Diets with high NFC/NDF ratio resulted in lower NDF digestibility, probably due to the decline in pH (Cantalapiedra-Hijar et al., 2009; White et al., 2010; Ma et al., 2015) that directly impacted how different microbial groups ferment carbohydrates (Homen Júnior et al., 2015). Increased VFA production caused a decrease in pH and inhibited growth of bacteria that ferment fibrous carbohydrates, thus compromising NDF digestibility (Van Soest, 1994; Krajcarski-Hunt et al., 2002; Sung et al., 2007; Cerrato-Sánchez et al., 2008 Russell et al., 2009). However, in the present study, the minimum pH value observed was approximately 6.70 (Figure 1c). It likely did not decrease significantly due to the buffering capacity of the media, and there was not a decrease in NDF digestibility when higher NFC concentrations were used (Table 6).

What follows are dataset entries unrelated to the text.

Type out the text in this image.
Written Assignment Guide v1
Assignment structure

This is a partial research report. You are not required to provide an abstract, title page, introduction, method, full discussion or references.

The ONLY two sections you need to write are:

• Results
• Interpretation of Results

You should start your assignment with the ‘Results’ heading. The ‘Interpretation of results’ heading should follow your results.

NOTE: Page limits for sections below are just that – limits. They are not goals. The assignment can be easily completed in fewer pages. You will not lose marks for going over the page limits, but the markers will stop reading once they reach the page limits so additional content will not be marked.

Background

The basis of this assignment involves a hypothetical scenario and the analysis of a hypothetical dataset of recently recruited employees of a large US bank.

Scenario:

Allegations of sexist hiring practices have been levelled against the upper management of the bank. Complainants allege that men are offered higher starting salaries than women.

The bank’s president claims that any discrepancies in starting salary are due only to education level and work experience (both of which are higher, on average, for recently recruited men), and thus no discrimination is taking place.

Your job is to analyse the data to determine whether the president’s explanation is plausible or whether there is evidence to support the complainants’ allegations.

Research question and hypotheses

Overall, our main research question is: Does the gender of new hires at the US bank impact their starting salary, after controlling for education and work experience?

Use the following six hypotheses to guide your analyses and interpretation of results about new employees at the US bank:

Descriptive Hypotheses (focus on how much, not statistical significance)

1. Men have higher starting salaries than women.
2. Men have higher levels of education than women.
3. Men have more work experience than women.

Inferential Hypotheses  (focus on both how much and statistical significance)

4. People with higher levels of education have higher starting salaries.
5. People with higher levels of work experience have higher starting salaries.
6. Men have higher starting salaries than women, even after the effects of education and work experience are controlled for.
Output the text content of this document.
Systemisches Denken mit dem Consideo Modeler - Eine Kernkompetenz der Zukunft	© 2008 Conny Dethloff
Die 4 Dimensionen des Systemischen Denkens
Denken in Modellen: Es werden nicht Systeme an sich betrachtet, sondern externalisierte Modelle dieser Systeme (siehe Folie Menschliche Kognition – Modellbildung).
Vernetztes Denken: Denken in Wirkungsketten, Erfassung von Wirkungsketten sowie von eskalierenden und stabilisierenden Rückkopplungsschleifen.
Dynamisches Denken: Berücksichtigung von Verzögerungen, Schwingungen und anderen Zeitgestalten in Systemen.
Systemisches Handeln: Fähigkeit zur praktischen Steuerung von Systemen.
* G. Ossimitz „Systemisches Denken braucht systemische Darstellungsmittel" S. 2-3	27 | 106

In conclusion, the relationship between fNDF and NFC concentrations affects fermentation end products and in vitro NDF digestibility. The NFC levels appear to play a more consistent role over rumen microbial ecosystem during in vitro fermentation. Changes in the microbial standard of goats during in vitro fermentation are more affected by changes in NFC concentrations than fNDF concentrations. Thus, a reduction in NFC levels will allow goat diet formulations with minimum levels of NDF.